Was it illegal to carry in a church prior to this law?

It is presently illegal for anyone to carry a firearm in a place of worship in GA for anyone who is not listed as exempt under GA Code Section 16-11-130. This exemption applies to law enforcement officers, judges, military personnel, district attorneys, and many others but does not include citizens who are over 21, have had background checks complete with fingerprints, by the FBI, GBI, and mental health checks and hold a valid Georgia Weapons License but are still deemed to be unworthy of government privileges.

And, finally, with regards to the legality of all locations, is it legal only for people with carry permits or anyone?

In Georgia, now and after HB60 goes into effect, one WITHOUT a Georgia Weapons License may carry or have a firearm in his/her vehicle, in his/her home or on his/her property and at his/her place of business, provided he/she has permission of the owner of the business unless the person is exempt under GA Code Section 16-11-130.

It is also legal to carry a handgun with a valid hunting or fishing license when one is hunting or fishing on property they have permission to hunt or fish on as well as to and from such property.

Other than that, one must have a valid Georgia Weapons License in order to carry a handgun. Again, long guns do not require permits to carry but may not be carried into any location listed as off limits.

About Dan Whisenhunt

Dan Whisenhunt is editor and publisher of Decaturish.com. https://www.linkedin.com/in/danwhisenhunt

View all posts by Dan Whisenhunt

  • Chris Billingsley

    Instead of “Guns Everywhere Law”, maybe it should be called the “Georgia Firearms Clarification Law”.

    • Colt


  • Rob

    Reasonable articulable suspicision. Articular is a made up word, just like the made up (i.e. not supported by the text or the history) interpretation of the 2nd Amendment espoused by Georgia Carry.

    • Colt

      explain why Articular is a made up word? What part of SHALL NOT BE INFRINGED do you not understand? The Weapons Carry License itself is an infringement because with out it, one can not bear arms! Your point is invalid!

      • Rob

        He’s using the wrong word. See definition below.

        I would also suggest that the third clause of the second amendment (which references the right to bear arms) must be modified and interpreted in connection with the first two clauses (A well regulated Militia, being necessary to the security of a free State). So when you suggest that the concept of requiring permits for gun owners is an infringement, you are ignoring the words “well” “regulated” and “militia” which all modify the federal government’s ability to pass laws regarding the right to bear arms.

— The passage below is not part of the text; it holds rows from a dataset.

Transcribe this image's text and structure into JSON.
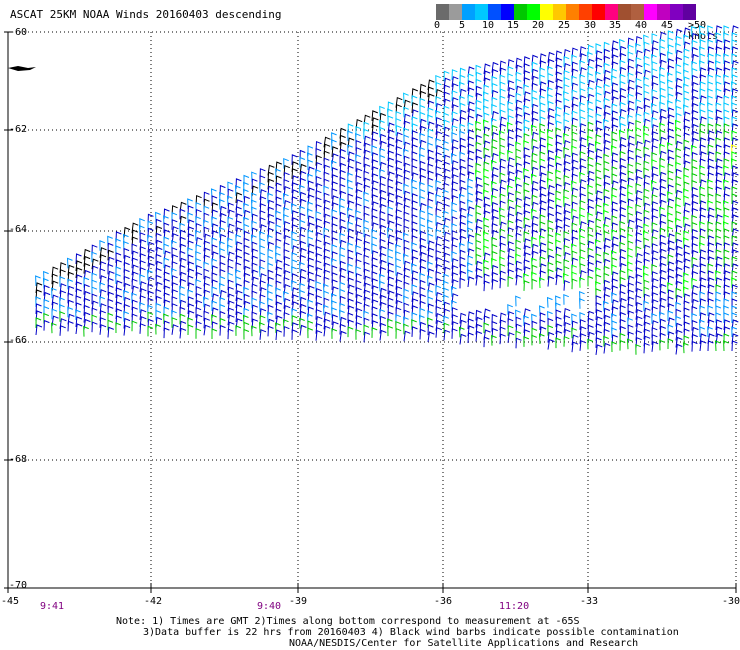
{
  "title": "ASCAT 25KM NOAA Winds 20160403 descending",
  "colorbar": {
    "segments": [
      "#6b6b6b",
      "#9b9b9b",
      "#00a0ff",
      "#00c8ff",
      "#0050ff",
      "#0000ff",
      "#00c800",
      "#00ff00",
      "#ffff00",
      "#ffc800",
      "#ff8000",
      "#ff4000",
      "#ff0000",
      "#ff0080",
      "#a05030",
      "#b06040",
      "#ff00ff",
      "#c000c0",
      "#8000c0",
      "#6000a0"
    ],
    "labels": [
      "0",
      "5",
      "10",
      "15",
      "20",
      "25",
      "30",
      "35",
      "40",
      "45",
      ">50 knots"
    ]
  },
  "y_axis": [
    "-60",
    "-62",
    "-64",
    "-66",
    "-68",
    "-70"
  ],
  "x_axis": [
    "-45",
    "-42",
    "-39",
    "-36",
    "-33",
    "-30"
  ],
  "times": [
    "9:41",
    "9:40",
    "11:20"
  ],
  "notes": {
    "line1": "Note: 1) Times are GMT 2)Times along bottom correspond to measurement at -65S",
    "line2": "3)Data buffer is 22 hrs from 20160403 4) Black wind barbs indicate possible contamination",
    "line3": "NOAA/NESDIS/Center for Satellite Applications and Research"
  },
  "map_data": {
    "lat_range": [
      -70,
      -60
    ],
    "lon_range": [
      -45,
      -30
    ],
    "barb_colors": [
      "#000000",
      "#00c8ff",
      "#0096ff",
      "#0000c8",
      "#00c800",
      "#00ff00",
      "#ffff00"
    ]
  }
}
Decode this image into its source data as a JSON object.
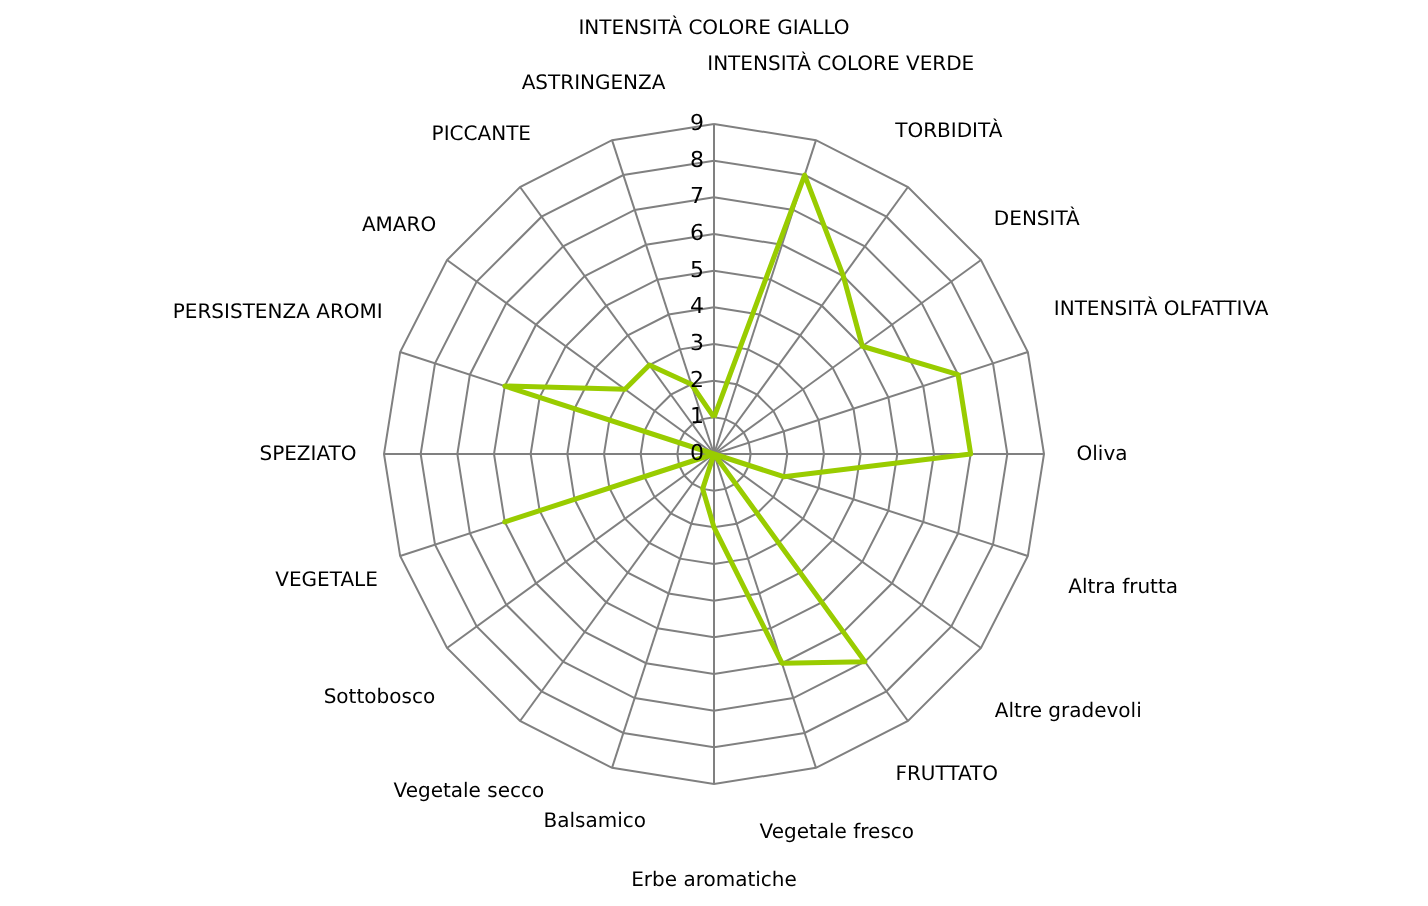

        ar·tic·u·lar (är-tĭk′yə-lər)


        Of or relating to a joint or joints: the articular surfaces of bones.

        • Colt

          Shall not be infringed means no laws shall be passed to interfere with…. A Well Regulated Militia is a warning to be always ready, disciplined and keeps Arms well within reach. Back then there was no military.

          I am done here.

  • underscorex

    Score another victory for the Gun Cult.

    I can’t wait to drop my kid off at pre-k with a shotgun over one shoulder.

  • Chris Billingsley

    In my opinion, the second half of the Second Amendment is more important that the first but to clear up any confusion, the State of Georgia Constitution clearly gives us the right to keep and bear arms: “Georgia Bill of Rights, Paragraph VIII. Arms, right to keep and bear. The right of the people to keep and bear arms shall not be infringed, but the General Assembly shall have power to prescribe the manner in which arms may be borne…” House Bill 60 clarifies this paragraph.